Je quitte mes bottes, ma combinaison et les vaches, pour enfiler une charlotte, une blouse et retrouver Alain Bachellerie, le fromager de la coopérative. « Le lait récolté arrive dans les cuves, où il est chauffé à 32,5 °C. Ensuite, on met la présure et au bout d’une demi-heure, on décaille. Le caillé est ensuite pressé pendant 20 minutes », m’explique Alain. Tous les jours, la coopérative récolte entre 17 000 et 18 000 litres de lait. Là encore, il faut se lever tôt pour faire le fromage, dès 4 heures du matin. Avec Alain, nous sortons le caillé qui a été pressé, des blocs un peu lourds et pas faciles à déplacer.
Je fais un petit aparté : connaissez-vous la différence entre la tomme et la tome ? On parle de « tomme » pour un fromage de forme circulaire fabriqué en Savoie, en Provence ou dans le Dauphiné. Alors que le terme « tome » est utilisé pour le caillé pressé comme le Cantal ou le Laguiole. Même si quelques exceptions existent.
... Et de patience
Revenons à nos tomes qui, une fois sorties du pressoir, retournent dans un autre pour être à nouveau pressées : on les presse 20 minutes, on les coupe et on les retourne. On doit répéter l’opération quatre fois. Le but est d’enlever le sérum de la tome. « Après ces 4 tours, on laisse maturer la tome jusqu’à 4 heures le lendemain matin. Elle est broyée puis salée, continue Alain Bachellerie. Deux heures après, on monte les pièces. On peut fabriquer des pièces de 8 kg à 42 kg. Ces pièces sont à nouveau pressées avec des machines pendant 24 heures. Le lendemain, on enlève la toile. On change la toile, on retourne et on presse ».

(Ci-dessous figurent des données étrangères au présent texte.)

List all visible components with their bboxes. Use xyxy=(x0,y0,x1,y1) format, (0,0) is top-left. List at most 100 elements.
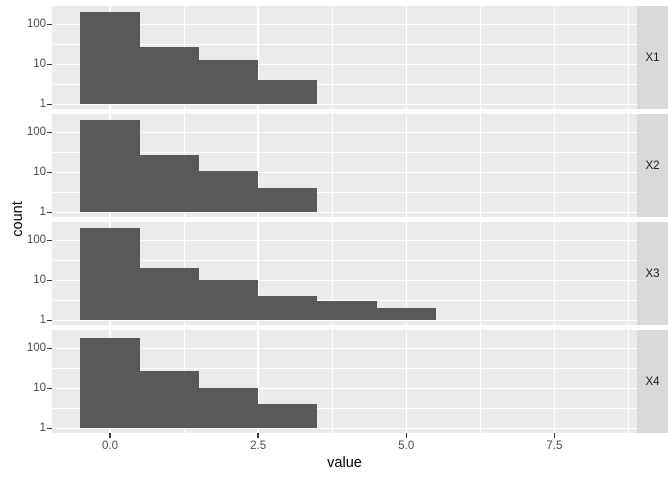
gridline-major-y xyxy=(52,319,637,322)
y-tick-mark xyxy=(47,103,52,106)
histogram-bar xyxy=(258,80,318,105)
gridline-major-x xyxy=(257,330,259,433)
y-tick-label: 10 xyxy=(33,166,46,179)
y-tick-label: 1 xyxy=(39,314,46,327)
gridline-minor-y xyxy=(52,83,637,85)
gridline-major-y xyxy=(52,427,637,430)
histogram-bar xyxy=(80,120,140,213)
gridline-major-x xyxy=(553,330,556,433)
histogram-bar xyxy=(317,301,377,321)
facet-panel xyxy=(52,6,637,109)
histogram-bar xyxy=(376,308,436,321)
histogram-bar xyxy=(80,228,140,321)
histogram-bar xyxy=(258,188,318,213)
y-tick-label: 100 xyxy=(26,234,46,247)
gridline-major-x xyxy=(553,114,556,217)
histogram-bar xyxy=(258,404,318,429)
facet-strip: X1 xyxy=(637,6,668,109)
y-tick-mark xyxy=(47,211,52,214)
gridline-major-y xyxy=(52,211,637,214)
gridline-major-y xyxy=(52,347,637,350)
histogram-bar xyxy=(80,337,140,429)
gridline-major-y xyxy=(52,279,637,282)
histogram-bar xyxy=(198,59,259,105)
gridline-major-y xyxy=(52,171,637,174)
gridline-minor-y xyxy=(52,259,637,261)
gridline-minor-y xyxy=(52,43,637,45)
facet-panel xyxy=(52,222,637,325)
gridline-minor-x xyxy=(479,6,481,109)
x-tick-label: 7.5 xyxy=(546,440,563,452)
gridline-major-x xyxy=(553,222,556,325)
y-tick-label: 1 xyxy=(39,422,46,435)
facet-strip: X4 xyxy=(637,330,668,433)
x-tick-mark xyxy=(257,433,259,438)
histogram-bar xyxy=(80,11,140,105)
histogram-bar xyxy=(139,154,199,213)
gridline-major-y xyxy=(52,131,637,134)
facet-panel xyxy=(52,330,637,433)
gridline-major-x xyxy=(405,6,407,109)
gridline-minor-x xyxy=(479,222,481,325)
y-tick-mark xyxy=(47,347,52,350)
gridline-minor-y xyxy=(52,367,637,369)
histogram-bar xyxy=(139,46,199,105)
gridline-major-y xyxy=(52,23,637,26)
gridline-major-y xyxy=(52,63,637,66)
histogram-bar xyxy=(198,388,259,429)
histogram-bar xyxy=(139,371,199,429)
histogram-bar xyxy=(198,170,259,213)
gridline-minor-y xyxy=(52,151,637,153)
y-tick-label: 100 xyxy=(26,126,46,139)
y-tick-mark xyxy=(47,427,52,430)
gridline-minor-x xyxy=(479,330,481,433)
x-tick-mark xyxy=(109,433,111,438)
y-tick-label: 10 xyxy=(33,382,46,395)
y-tick-label: 1 xyxy=(39,98,46,111)
gridline-minor-x xyxy=(627,6,629,109)
y-tick-mark xyxy=(47,387,52,390)
gridline-major-y xyxy=(52,103,637,106)
y-tick-label: 10 xyxy=(33,274,46,287)
histogram-bar xyxy=(139,267,199,321)
gridline-major-x xyxy=(405,330,407,433)
gridline-major-x xyxy=(257,114,259,217)
gridline-minor-x xyxy=(479,114,481,217)
histogram-bar xyxy=(198,280,259,321)
gridline-minor-y xyxy=(52,407,637,409)
y-tick-mark xyxy=(47,23,52,26)
gridline-major-x xyxy=(405,114,407,217)
gridline-minor-y xyxy=(52,191,637,193)
x-tick-mark xyxy=(553,433,556,438)
gridline-minor-x xyxy=(627,114,629,217)
gridline-major-x xyxy=(553,6,556,109)
gridline-major-x xyxy=(257,6,259,109)
facet-strip-label: X1 xyxy=(645,51,660,64)
y-tick-mark xyxy=(47,279,52,282)
gridline-minor-y xyxy=(52,299,637,301)
facet-strip-label: X2 xyxy=(645,159,660,172)
y-tick-mark xyxy=(47,63,52,66)
gridline-minor-x xyxy=(627,222,629,325)
y-tick-label: 1 xyxy=(39,206,46,219)
gridline-minor-x xyxy=(627,330,629,433)
x-tick-label: 2.5 xyxy=(250,440,267,452)
x-tick-mark xyxy=(405,433,407,438)
x-tick-label: 0.0 xyxy=(102,440,118,452)
facet-strip: X3 xyxy=(637,222,668,325)
y-tick-mark xyxy=(47,239,52,242)
gridline-major-y xyxy=(52,387,637,390)
y-tick-label: 100 xyxy=(26,18,46,31)
y-tick-mark xyxy=(47,131,52,134)
gridline-major-x xyxy=(257,222,259,325)
y-tick-mark xyxy=(47,319,52,322)
histogram-bar xyxy=(258,296,318,321)
y-tick-label: 100 xyxy=(26,342,46,355)
facet-panel xyxy=(52,114,637,217)
gridline-minor-x xyxy=(331,330,333,433)
facet-strip-label: X4 xyxy=(645,375,660,388)
x-tick-label: 5.0 xyxy=(398,440,415,452)
x-axis-title: value xyxy=(327,455,362,471)
gridline-minor-x xyxy=(331,114,333,217)
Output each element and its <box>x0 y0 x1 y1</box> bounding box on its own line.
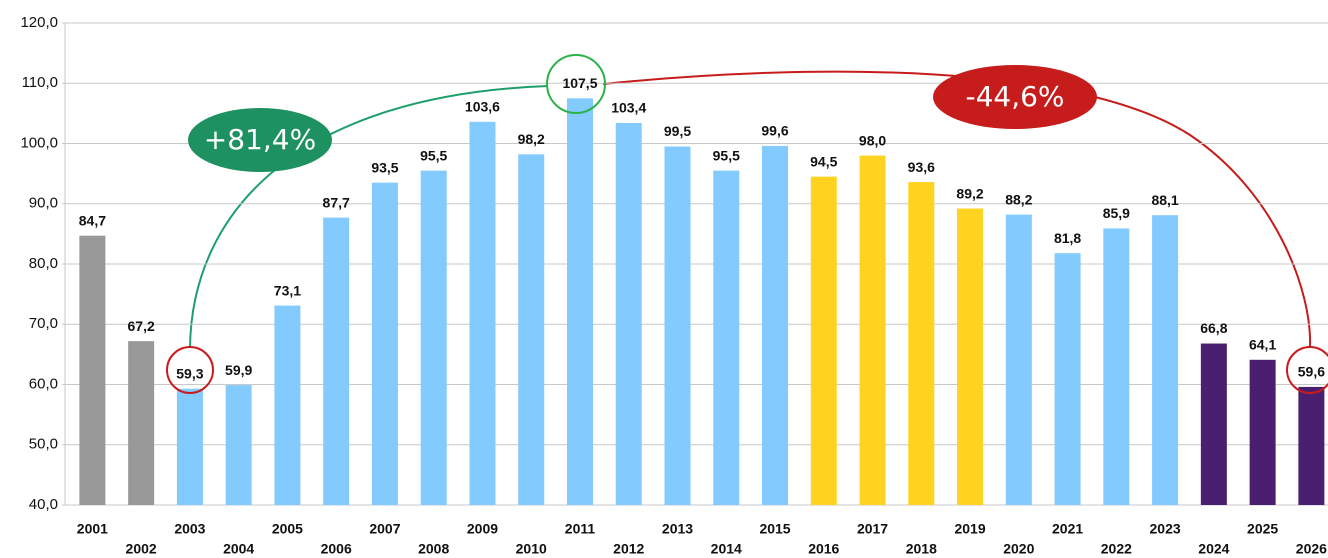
value-label: 64,1 <box>1249 337 1276 353</box>
value-label: 73,1 <box>274 282 301 298</box>
value-label: 94,5 <box>810 153 837 169</box>
x-tick-label: 2026 <box>1296 541 1327 557</box>
bar <box>957 208 984 505</box>
bar <box>664 146 691 505</box>
x-tick-label: 2010 <box>516 541 547 557</box>
bar <box>713 170 740 506</box>
y-tick-label: 120,0 <box>20 14 58 31</box>
decrease-arc <box>602 70 1312 348</box>
increase-badge <box>188 108 332 172</box>
value-label: 99,5 <box>664 123 691 139</box>
value-label: 84,7 <box>79 212 106 228</box>
x-tick-label: 2007 <box>369 521 400 537</box>
bar <box>79 235 106 505</box>
value-label: 87,7 <box>323 194 350 210</box>
bar <box>615 123 642 505</box>
value-label: 93,6 <box>908 159 935 175</box>
value-label: 89,2 <box>956 185 983 201</box>
x-tick-label: 2024 <box>1198 541 1229 557</box>
bar <box>762 145 789 505</box>
y-tick-label: 40,0 <box>29 496 58 513</box>
x-tick-label: 2006 <box>321 541 352 557</box>
value-label: 88,1 <box>1151 192 1178 208</box>
bar <box>1005 214 1032 505</box>
value-label: 93,5 <box>371 159 398 175</box>
increase-label: +81,4% <box>204 123 316 156</box>
bar <box>810 176 837 505</box>
value-label: 99,6 <box>761 123 788 139</box>
x-tick-label: 2002 <box>126 541 157 557</box>
value-label: 59,9 <box>225 362 252 378</box>
bar <box>1152 215 1179 505</box>
value-label: 95,5 <box>420 147 447 163</box>
peak-circle <box>546 54 606 114</box>
bar <box>1054 253 1081 505</box>
bar <box>420 170 447 506</box>
value-label: 88,2 <box>1005 191 1032 207</box>
x-tick-label: 2004 <box>223 541 254 557</box>
y-tick-label: 110,0 <box>22 74 58 91</box>
start-circle <box>166 346 214 394</box>
x-tick-label: 2020 <box>1003 541 1034 557</box>
bar <box>566 98 593 505</box>
end-circle <box>1286 346 1328 394</box>
value-label: 98,2 <box>518 131 545 147</box>
x-tick-label: 2009 <box>467 521 498 537</box>
x-tick-label: 2015 <box>759 521 790 537</box>
bar <box>469 121 496 505</box>
bar <box>518 154 545 505</box>
y-tick-label: 80,0 <box>29 255 58 272</box>
bar <box>128 341 155 505</box>
x-tick-label: 2018 <box>906 541 937 557</box>
y-tick-label: 60,0 <box>29 375 58 392</box>
x-tick-label: 2025 <box>1247 521 1278 537</box>
value-label: 85,9 <box>1103 205 1130 221</box>
decrease-badge <box>933 65 1097 129</box>
value-label: 59,6 <box>1298 364 1325 380</box>
value-label: 59,3 <box>176 365 203 381</box>
bar <box>908 182 935 505</box>
bar <box>323 217 350 506</box>
y-tick-label: 70,0 <box>29 315 58 332</box>
value-label: 81,8 <box>1054 230 1081 246</box>
decrease-label: -44,6% <box>965 80 1064 113</box>
x-tick-label: 2012 <box>613 541 644 557</box>
y-tick-label: 90,0 <box>29 195 58 212</box>
x-tick-label: 2022 <box>1101 541 1132 557</box>
value-label: 107,5 <box>562 75 597 91</box>
x-tick-label: 2023 <box>1150 521 1181 537</box>
bar <box>371 182 398 505</box>
value-label: 103,4 <box>611 100 646 116</box>
x-tick-label: 2021 <box>1052 521 1083 537</box>
bar <box>176 388 203 505</box>
value-label: 103,6 <box>465 99 500 115</box>
x-tick-label: 2008 <box>418 541 449 557</box>
x-tick-label: 2001 <box>77 521 108 537</box>
bar <box>1298 386 1325 505</box>
x-tick-label: 2003 <box>174 521 205 537</box>
bar <box>225 385 252 505</box>
bar <box>1249 359 1276 505</box>
x-tick-label: 2014 <box>711 541 742 557</box>
x-tick-label: 2017 <box>857 521 888 537</box>
bar <box>859 155 886 506</box>
bar <box>274 305 301 505</box>
value-label: 98,0 <box>859 132 886 148</box>
x-tick-label: 2013 <box>662 521 693 537</box>
x-tick-label: 2005 <box>272 521 303 537</box>
x-tick-label: 2019 <box>954 521 985 537</box>
bar <box>1200 343 1227 505</box>
x-tick-label: 2011 <box>565 521 596 537</box>
value-label: 95,5 <box>713 147 740 163</box>
value-label: 66,8 <box>1200 320 1227 336</box>
value-label: 67,2 <box>128 318 155 334</box>
y-tick-label: 100,0 <box>20 134 58 151</box>
y-tick-label: 50,0 <box>29 436 58 453</box>
x-tick-label: 2016 <box>808 541 839 557</box>
bar <box>1103 228 1130 505</box>
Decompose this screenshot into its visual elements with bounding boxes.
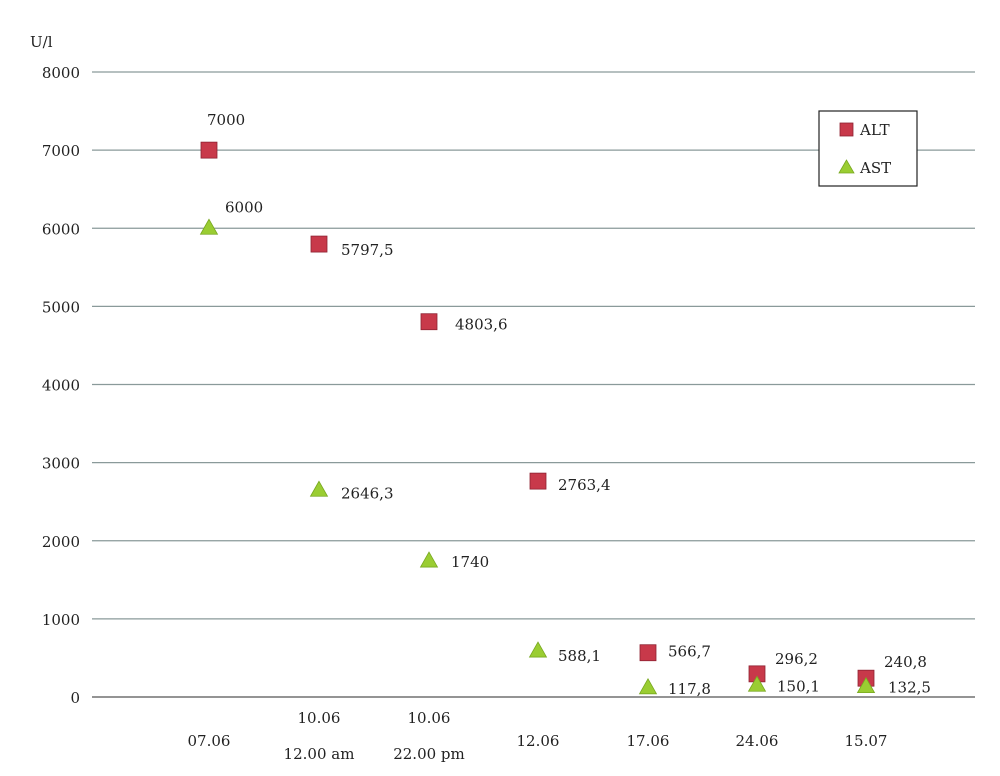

Tout est une question de pressage finalement, mais aussi de patience. Direction la caverne d’Alibaba : dans la cave, les fromages patientent et sont frottés toutes les semaines. « Au bout de 120 jours, les fromages sont prêts à être vendus pour le cantal entre-deux. Entre 30 et 60 jours, c’est le Cantal dit jeune. Et au bout de 240 jours, on parle de Cantal vieux. En moyenne, on fabrique 45 fromages par jour ».
La truffade : du réconfort et de la convivialité
Tout ce fromage m’a mis en appétit ! J’enlève ma blouse et ma charlotte, et j’enfile cette fois mon tablier, direction la ferme de la violette, à la limite du Cantal et de l’Aubrac. Je retrouve Jean-Pierre Raynal, le chef cuisinier qui va me dévoiler les secrets de sa truffade. Nous commençons par couper la tome fraîche et le cantal très jeune. « Il faut couper le fromage avec des lames très fines. Ça va fondre plus rapidement dans les patates qui doivent être très chaudes. Dans les 5-10 minutes, il faut que la truffade soit prête ». Cela fait 7 ans que Jean-Pierre cuisine la truffade, mais il est tombé dedans quand il était enfant. « La truffade, c’est un plat de fête. Je me rappelle quand nous étions petits, ma mère faisait la truffade le dimanche. C’est un plat très connu en France et je dirais même dans le monde. C’est un plat qui fait vivre beaucoup de monde sur nos territoires. On se souvient de nos ancêtres, nos buronniers, quand ils partaient avec leurs vaches entre le 25 mai et le 13 octobre pour traire dans les burons, ils n’avaient pas grand-chose. Avec leur lait, ils faisaient leur fromage et ils faisaient cuire leur fromage avec leurs pommes de terre du jardin ».
Pendant ce temps, les 5 kg de pommes de terre ont été cuites dans la graisse de canard : « On laisse fondre une petite minute et après, on ajoute les 2 kg de tome. Quand la truffade commence à chanter et à faire des fils, c’est qu’elle est prête ».
Après l’effort, le réconfort. On peut passer à table : un bon feu de cheminée, de la truffade, des saucisses, et une bonne tablée d’amis. Tout est réuni pour profiter des charmes du Cantal, du fromage, comme du territoire.